2. A pressure that can be Felt
Our brains naturally “get bored” of stimuli and stop paying attention. Think about wearing clothes, do you constantly notice the sensation of the clothing against your skin? Having an increase in pressure can prolong the sensation of touch, meaning you notice it longer. This is why weighted blankets can be a great tool for grounding.

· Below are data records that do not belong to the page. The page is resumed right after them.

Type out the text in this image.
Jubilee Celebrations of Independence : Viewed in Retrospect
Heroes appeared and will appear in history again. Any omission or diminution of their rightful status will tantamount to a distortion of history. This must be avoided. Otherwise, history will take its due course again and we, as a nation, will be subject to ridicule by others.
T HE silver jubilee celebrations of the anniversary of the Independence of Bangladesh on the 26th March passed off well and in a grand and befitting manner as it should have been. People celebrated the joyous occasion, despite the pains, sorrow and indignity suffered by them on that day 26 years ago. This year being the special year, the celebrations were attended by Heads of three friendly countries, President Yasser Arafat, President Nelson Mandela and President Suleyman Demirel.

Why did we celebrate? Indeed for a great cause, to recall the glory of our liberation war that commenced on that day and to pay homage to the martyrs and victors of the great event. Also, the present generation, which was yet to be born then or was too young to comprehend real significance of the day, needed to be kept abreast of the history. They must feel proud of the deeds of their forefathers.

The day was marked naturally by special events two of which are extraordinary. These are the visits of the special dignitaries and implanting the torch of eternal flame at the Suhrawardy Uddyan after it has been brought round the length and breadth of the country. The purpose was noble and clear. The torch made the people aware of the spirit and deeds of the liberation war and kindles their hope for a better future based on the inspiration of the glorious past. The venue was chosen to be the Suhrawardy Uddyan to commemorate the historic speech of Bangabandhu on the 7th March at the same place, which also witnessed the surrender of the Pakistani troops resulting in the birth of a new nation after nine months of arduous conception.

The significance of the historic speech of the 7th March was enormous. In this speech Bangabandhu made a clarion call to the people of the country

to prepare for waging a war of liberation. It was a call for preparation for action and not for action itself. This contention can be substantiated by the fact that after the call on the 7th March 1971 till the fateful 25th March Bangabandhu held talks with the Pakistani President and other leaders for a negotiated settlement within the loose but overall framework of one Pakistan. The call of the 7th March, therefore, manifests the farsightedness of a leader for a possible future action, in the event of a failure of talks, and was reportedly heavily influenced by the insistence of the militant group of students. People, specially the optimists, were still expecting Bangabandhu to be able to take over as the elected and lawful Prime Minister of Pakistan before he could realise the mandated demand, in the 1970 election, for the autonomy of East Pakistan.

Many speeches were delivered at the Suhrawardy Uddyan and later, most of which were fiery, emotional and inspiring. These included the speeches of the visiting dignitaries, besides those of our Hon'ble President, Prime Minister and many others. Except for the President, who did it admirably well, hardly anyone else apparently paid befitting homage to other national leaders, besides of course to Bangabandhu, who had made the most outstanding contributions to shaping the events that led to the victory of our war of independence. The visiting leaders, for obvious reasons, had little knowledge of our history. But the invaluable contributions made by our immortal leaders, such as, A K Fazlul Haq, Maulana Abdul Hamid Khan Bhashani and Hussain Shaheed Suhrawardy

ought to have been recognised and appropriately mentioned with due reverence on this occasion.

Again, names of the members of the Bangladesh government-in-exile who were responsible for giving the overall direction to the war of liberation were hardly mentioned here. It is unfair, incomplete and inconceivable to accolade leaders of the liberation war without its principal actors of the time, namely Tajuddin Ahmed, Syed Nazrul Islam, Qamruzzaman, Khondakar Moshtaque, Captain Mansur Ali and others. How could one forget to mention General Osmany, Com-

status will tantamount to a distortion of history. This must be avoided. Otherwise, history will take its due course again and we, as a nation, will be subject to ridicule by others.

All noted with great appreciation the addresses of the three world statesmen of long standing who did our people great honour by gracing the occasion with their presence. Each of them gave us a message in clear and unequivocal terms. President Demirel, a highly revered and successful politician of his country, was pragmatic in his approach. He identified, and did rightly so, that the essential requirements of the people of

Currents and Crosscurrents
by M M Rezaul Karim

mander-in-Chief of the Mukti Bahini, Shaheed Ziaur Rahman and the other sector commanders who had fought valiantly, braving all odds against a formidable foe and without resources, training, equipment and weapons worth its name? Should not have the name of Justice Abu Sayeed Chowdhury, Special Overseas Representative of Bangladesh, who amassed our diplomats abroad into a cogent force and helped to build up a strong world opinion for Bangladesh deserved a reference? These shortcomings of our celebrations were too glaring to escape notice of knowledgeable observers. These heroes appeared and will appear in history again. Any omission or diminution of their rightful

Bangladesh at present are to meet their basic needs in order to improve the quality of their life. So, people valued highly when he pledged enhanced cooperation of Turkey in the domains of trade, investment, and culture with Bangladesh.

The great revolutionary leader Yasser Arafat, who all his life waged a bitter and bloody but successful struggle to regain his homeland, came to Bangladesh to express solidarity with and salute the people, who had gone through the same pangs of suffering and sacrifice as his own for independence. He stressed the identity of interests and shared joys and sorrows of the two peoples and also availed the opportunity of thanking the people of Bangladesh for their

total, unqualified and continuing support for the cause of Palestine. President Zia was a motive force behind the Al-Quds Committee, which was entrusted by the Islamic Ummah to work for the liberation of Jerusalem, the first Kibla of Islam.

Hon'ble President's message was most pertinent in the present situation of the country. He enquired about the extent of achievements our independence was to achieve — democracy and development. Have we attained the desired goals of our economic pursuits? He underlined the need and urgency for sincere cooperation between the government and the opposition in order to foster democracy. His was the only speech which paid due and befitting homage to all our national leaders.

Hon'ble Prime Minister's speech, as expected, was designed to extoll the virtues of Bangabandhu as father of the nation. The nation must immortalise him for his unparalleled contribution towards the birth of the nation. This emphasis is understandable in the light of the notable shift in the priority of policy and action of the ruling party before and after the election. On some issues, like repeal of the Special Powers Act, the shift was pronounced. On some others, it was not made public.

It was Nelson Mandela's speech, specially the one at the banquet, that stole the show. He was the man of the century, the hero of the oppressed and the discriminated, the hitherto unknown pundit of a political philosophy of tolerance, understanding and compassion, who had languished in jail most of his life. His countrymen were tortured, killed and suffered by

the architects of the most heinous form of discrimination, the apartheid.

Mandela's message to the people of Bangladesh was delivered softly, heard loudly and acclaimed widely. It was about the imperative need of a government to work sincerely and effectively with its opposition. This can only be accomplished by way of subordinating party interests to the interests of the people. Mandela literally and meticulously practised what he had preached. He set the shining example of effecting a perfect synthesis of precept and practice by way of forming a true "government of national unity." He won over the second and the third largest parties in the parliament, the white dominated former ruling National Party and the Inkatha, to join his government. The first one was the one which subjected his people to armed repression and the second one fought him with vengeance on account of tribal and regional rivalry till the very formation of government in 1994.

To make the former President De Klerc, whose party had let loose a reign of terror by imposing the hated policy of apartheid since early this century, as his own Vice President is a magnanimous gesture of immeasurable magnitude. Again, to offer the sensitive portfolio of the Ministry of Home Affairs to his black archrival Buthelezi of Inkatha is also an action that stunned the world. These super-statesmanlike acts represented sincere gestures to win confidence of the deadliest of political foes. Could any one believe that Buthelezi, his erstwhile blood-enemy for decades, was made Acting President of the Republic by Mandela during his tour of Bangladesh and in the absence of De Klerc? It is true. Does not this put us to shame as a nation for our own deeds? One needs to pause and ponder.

When you place the weighted blanket on yourself, the pressure can be felt and it becomes a tangible sensation you can hone in on to ground yourself to reality.
3. Reduces Physiological Response
Previously we have also discussed why pressure is an effective tool for mitigating anxiety symptoms –it reduces sympathetic arousal or the fight or flight instinct that accompanies anxiety. Weighted blankets quite literally shut down this system, because the body recognizes there is an absence of danger when pressure is applied to the skin. This phenomenon can help build that sense of control because without the physiological arousal that anxiety causes, you can think a bit more clearly and rationalize to yourself that the thing you are worried about may be out of your control.
Of course, there are always situations that you can control, and I am not saying that all anxiety it out of our control, but there is a significant portion that is and I reiterate this point to remind you to notice the differences in what is causing the anxiety. And of course, if you are experiencing anxiety about something that is in your control, then you have the ability to do something about that situation, which will likely mitigate the anxiety.
The grounding benefits and anxiety mitigation benefits of weighted blankets can be traced back to when we were all infants and our mothers and/or fathers swaddled us in blankets and held us close to their chests. This ingrained mechanism of pressure comfort has created a very easy grounding mechanism that we can all take pleasure in.